Honigsüß und liebestrunken, kam ein Mann hereingeschwungen, der sich Friedbert Freigeist schalt. Taddäus Quentus, ganz versunken in diverse Staatszeitungen, plötzlich stutzt, ihm eine knallt, ohne sich die Müh' zu machen, sein Verhalten zu erklären, infolgedessen Friedbert Freigeist wutentbrannt zum Degen greift, um seiner Wut ihr'n Lauf zu lassen, weh' einer sich ihm in den Weg stell'n tut. Friede, Freude, Eierkuchen, ruft die Wirtsfrau aus entsetzt, wollt ihr mein Café zertrümmern? raus mit euch, euch geht's nicht gut. So geschah's, daß beide Hünen zu duellier'n in nahen Dünen sich auf den nächsten Tag vertagten und nicht an ihrem Mut verzagten, der jedem seinen Sieg versprach.
Taddäus Quentus, ganz behände, zog sich zurück in seine eig'nen vier Wände, um just sein Testament zu schreiben, worin er auch Constanze bedacht, für den Fall, der unwahrscheinlich, er nimmermehr zurücke käm'. Als die holde Maid dies hörte, was sie voll und ganz verstörte, kam sie schnell heraufgestürzt, dem edlen Mann ihr Herz zu öffnen, der indessen selbst bestürzt über sein vorschnelles Handeln, die Koffer und Constanze packte, ein wenig Holz für später hackte und still und heimlich die Stadt verließ. Unterwegs ward viel geschäkert und in Shakespeares 'Sturm' geschmökert, was bisweilen sehr verdrießlich und mitunter auch genüßlich, gar herzensfroh vonstatten ging. Das Ziel der Reise lag im Argen, da alle Ziel' Gefahren bargen, nichtsdestotrotz man locker blieb. Auch psychologisch, sieht man ab von Kleinigkeiten, die im Trab der Pferde plötzlich hochgeschossen kamen, schlossen und genossen beide ihr Beisammensein.
An einem Wirtshaus in der Ödnis ward verweilt, bis voller Blödnis der Wirt des Hauses inneward, daß ausgerechnet seine Gäste, die unvergleichlich feige Geste des Verrats an Friedbert Freigeist, einem Freund des Wirts, begingen. Constanze sprach von andern Dingen. Doch da der Wirtsmann wollt' nicht enden, mußte man Gewalt anwenden: Folgerichtig wurd' beschlossen, daß der Wirt in Gips gegossen ein weitaus geringeres Risiko sei.

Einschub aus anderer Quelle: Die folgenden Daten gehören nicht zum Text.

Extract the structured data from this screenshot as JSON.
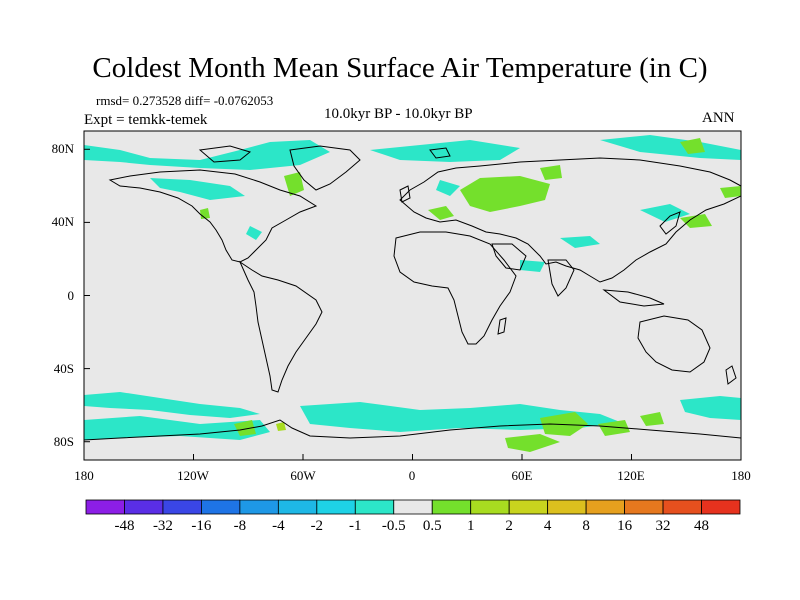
{
  "title": "Coldest Month Mean Surface Air Temperature (in C)",
  "stats": {
    "rmsd": "rmsd= 0.273528 diff= -0.0762053"
  },
  "experiment": "Expt = temkk-temek",
  "period": "10.0kyr BP - 10.0kyr BP",
  "season": "ANN",
  "lat_labels": [
    "80N",
    "40N",
    "0",
    "40S",
    "80S"
  ],
  "lon_labels": [
    "180",
    "120W",
    "60W",
    "0",
    "60E",
    "120E",
    "180"
  ],
  "colors": {
    "background": "#e8e8e8",
    "neg_small": "#2ce6c8",
    "pos_small": "#74e02c",
    "pos_medium": "#a8dc20",
    "coast": "#000000"
  },
  "colorbar": {
    "labels": [
      "-48",
      "-32",
      "-16",
      "-8",
      "-4",
      "-2",
      "-1",
      "-0.5",
      "0.5",
      "1",
      "2",
      "4",
      "8",
      "16",
      "32",
      "48"
    ],
    "colors": [
      "#8c1ee6",
      "#5a2ee6",
      "#3a46e6",
      "#1e74e6",
      "#1e98e6",
      "#1eb8e6",
      "#1ed2e6",
      "#2ce6c8",
      "#e8e8e8",
      "#74e02c",
      "#a8dc20",
      "#c8d41e",
      "#dcc01e",
      "#e6a01e",
      "#e6781e",
      "#e6501e",
      "#e6321e"
    ]
  },
  "chart_data": {
    "type": "map",
    "projection": "cylindrical-equidistant",
    "title": "Coldest Month Mean Surface Air Temperature (in C)",
    "lon_range": [
      -180,
      180
    ],
    "lat_range": [
      -90,
      90
    ],
    "xtick_labels": [
      "180",
      "120W",
      "60W",
      "0",
      "60E",
      "120E",
      "180"
    ],
    "ytick_labels": [
      "80N",
      "40N",
      "0",
      "40S",
      "80S"
    ],
    "contour_levels": [
      -48,
      -32,
      -16,
      -8,
      -4,
      -2,
      -1,
      -0.5,
      0.5,
      1,
      2,
      4,
      8,
      16,
      32,
      48
    ],
    "rmsd": 0.273528,
    "diff": -0.0762053,
    "regions": [
      {
        "name": "arctic-canada",
        "class": "-1 to -0.5",
        "lon_range": [
          -180,
          -20
        ],
        "lat_range": [
          60,
          85
        ]
      },
      {
        "name": "siberia",
        "class": "0.5 to 1",
        "lon_range": [
          30,
          90
        ],
        "lat_range": [
          45,
          65
        ]
      },
      {
        "name": "southern-ocean",
        "class": "-1 to -0.5",
        "lon_range": [
          -180,
          180
        ],
        "lat_range": [
          -80,
          -60
        ]
      },
      {
        "name": "east-antarctica",
        "class": "0.5 to 1",
        "lon_range": [
          40,
          120
        ],
        "lat_range": [
          -90,
          -70
        ]
      }
    ]
  }
}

Festgemauert in der Erden ließen sie den Wirt dann steh'n; denn was sollt' aus ihnen werden, blieb' der Wirt – der Rächer! – frei?

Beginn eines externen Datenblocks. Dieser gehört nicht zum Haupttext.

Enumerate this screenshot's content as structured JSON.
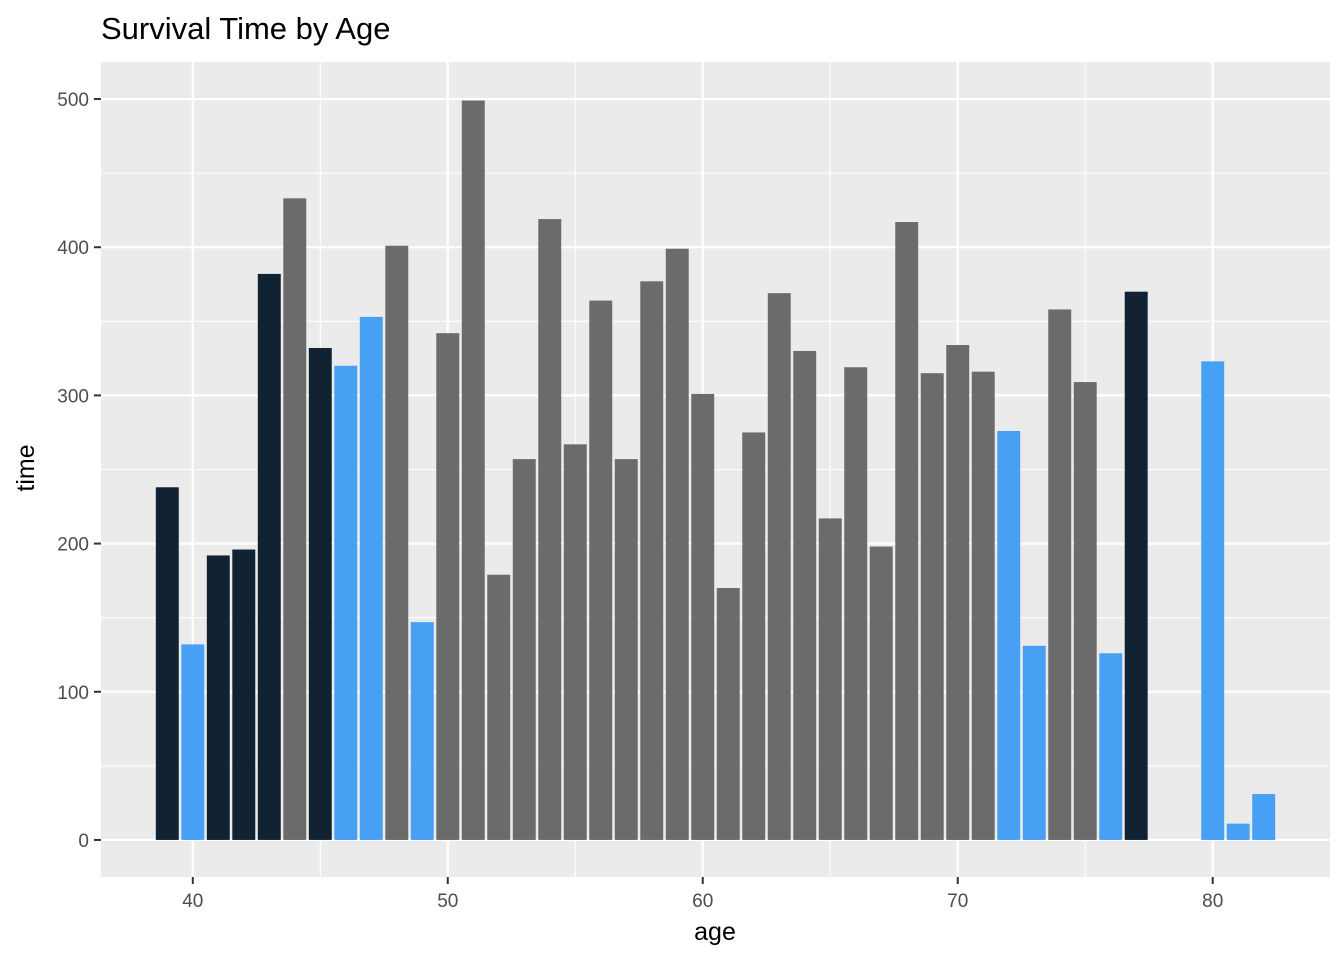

Von überall tönten die Glocken, als sein Schwund bemängelt ward, doch Taddäus und Constanze waren längst in wilder Fahrt über Stock und Stein geflüchtet, ja, weit gereist, so wird berichtet, wovon im Folgenden die Rede sei.

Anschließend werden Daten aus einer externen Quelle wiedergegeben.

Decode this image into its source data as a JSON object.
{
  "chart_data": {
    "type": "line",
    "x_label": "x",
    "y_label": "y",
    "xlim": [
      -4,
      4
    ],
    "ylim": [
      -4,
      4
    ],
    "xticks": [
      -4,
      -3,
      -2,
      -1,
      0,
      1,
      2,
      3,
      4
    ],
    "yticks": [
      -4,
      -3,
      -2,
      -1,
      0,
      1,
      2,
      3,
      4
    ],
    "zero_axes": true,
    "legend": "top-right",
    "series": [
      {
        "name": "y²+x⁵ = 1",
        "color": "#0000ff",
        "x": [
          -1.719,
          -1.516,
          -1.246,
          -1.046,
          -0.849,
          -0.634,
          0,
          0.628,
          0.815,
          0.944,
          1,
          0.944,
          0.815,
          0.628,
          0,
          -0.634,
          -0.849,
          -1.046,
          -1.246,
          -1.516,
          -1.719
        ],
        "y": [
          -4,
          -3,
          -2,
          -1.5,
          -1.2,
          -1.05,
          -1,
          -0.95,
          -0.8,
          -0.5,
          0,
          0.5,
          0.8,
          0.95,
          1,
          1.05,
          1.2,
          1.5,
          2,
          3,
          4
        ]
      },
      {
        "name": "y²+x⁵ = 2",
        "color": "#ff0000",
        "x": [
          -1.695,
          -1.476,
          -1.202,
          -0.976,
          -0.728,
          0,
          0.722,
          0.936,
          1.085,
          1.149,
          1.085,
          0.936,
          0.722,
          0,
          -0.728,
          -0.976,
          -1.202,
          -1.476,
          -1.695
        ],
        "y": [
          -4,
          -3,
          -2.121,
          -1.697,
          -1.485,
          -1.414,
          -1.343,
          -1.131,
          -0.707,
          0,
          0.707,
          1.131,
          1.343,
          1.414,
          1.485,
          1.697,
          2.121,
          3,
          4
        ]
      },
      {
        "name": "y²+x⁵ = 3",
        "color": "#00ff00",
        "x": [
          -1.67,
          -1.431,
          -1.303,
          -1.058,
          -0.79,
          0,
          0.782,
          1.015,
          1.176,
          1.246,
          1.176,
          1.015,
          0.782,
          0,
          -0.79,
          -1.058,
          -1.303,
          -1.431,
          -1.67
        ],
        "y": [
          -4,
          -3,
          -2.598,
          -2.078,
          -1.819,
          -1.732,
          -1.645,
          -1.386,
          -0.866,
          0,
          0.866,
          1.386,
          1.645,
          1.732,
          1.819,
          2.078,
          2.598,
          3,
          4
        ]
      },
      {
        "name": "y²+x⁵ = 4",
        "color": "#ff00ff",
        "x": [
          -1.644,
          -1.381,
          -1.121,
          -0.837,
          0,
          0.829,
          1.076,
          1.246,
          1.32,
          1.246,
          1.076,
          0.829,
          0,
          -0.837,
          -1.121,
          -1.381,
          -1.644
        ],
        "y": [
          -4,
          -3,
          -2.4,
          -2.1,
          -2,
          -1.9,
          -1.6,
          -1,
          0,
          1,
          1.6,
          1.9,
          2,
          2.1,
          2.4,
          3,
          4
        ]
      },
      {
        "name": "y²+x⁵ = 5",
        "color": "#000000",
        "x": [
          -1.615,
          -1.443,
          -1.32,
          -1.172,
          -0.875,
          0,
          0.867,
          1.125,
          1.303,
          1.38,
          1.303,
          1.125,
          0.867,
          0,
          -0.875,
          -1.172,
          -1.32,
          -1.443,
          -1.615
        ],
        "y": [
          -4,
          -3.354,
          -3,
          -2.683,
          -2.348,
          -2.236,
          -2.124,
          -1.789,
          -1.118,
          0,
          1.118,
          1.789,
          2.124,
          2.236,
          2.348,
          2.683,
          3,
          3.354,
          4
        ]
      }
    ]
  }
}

Schäferstündchen noch und nöcher, die beiden wurden frech und frecher und liebestrunken und verwegen – Arkadien war Dreck dagegen. Den Morgen nahm man wahr verschwommen und blieb bis abends meist benommen, obwohl zunächst man war beklommen: wie sollte man im Gehen Kommen?
Doch bei so manchen Orgien in Lappland und Georgien, wurd' die Technik stets verbessert. Die Könnerschaft blieb unverwässert – auch als man sich mit Katholiken, dem Papst gar und manch Troglodyten, auf muselmannschem Boden paarte, auch Hermaphroditen um sich scharte.
Das Ziel war klar: Ekstasien, ein Kleinstaat in Kleinasien – dort, hieß es, blieb man unbeschadet, unrasiert und ungebadet, selbst wenn Constanzens Gatte, die hintergangene Wasserratte, mit Verweis auf deutsche Sitten, käm' wutentbrannt dahergeritten, zu holen das ungetreue Frauenzimmer zurücke ins friesische Herrenzimmer. Doch nichts geschah, weshalb die beiden, sich täglich mehr und besser leiden, und bumsen, ficken, blasen, rammeln, tagein tagaus im Bett vergammeln, statt wie zuvor in Deutschen Landen, wie alle andern Hirnverbrannten, sich zur Sittlichkeit zu bekennen. Doch Schluß damit, sie woll'n jetzt pennen.
Und die Moral von der Geschicht: Moral gibt's in Ekstasien nicht.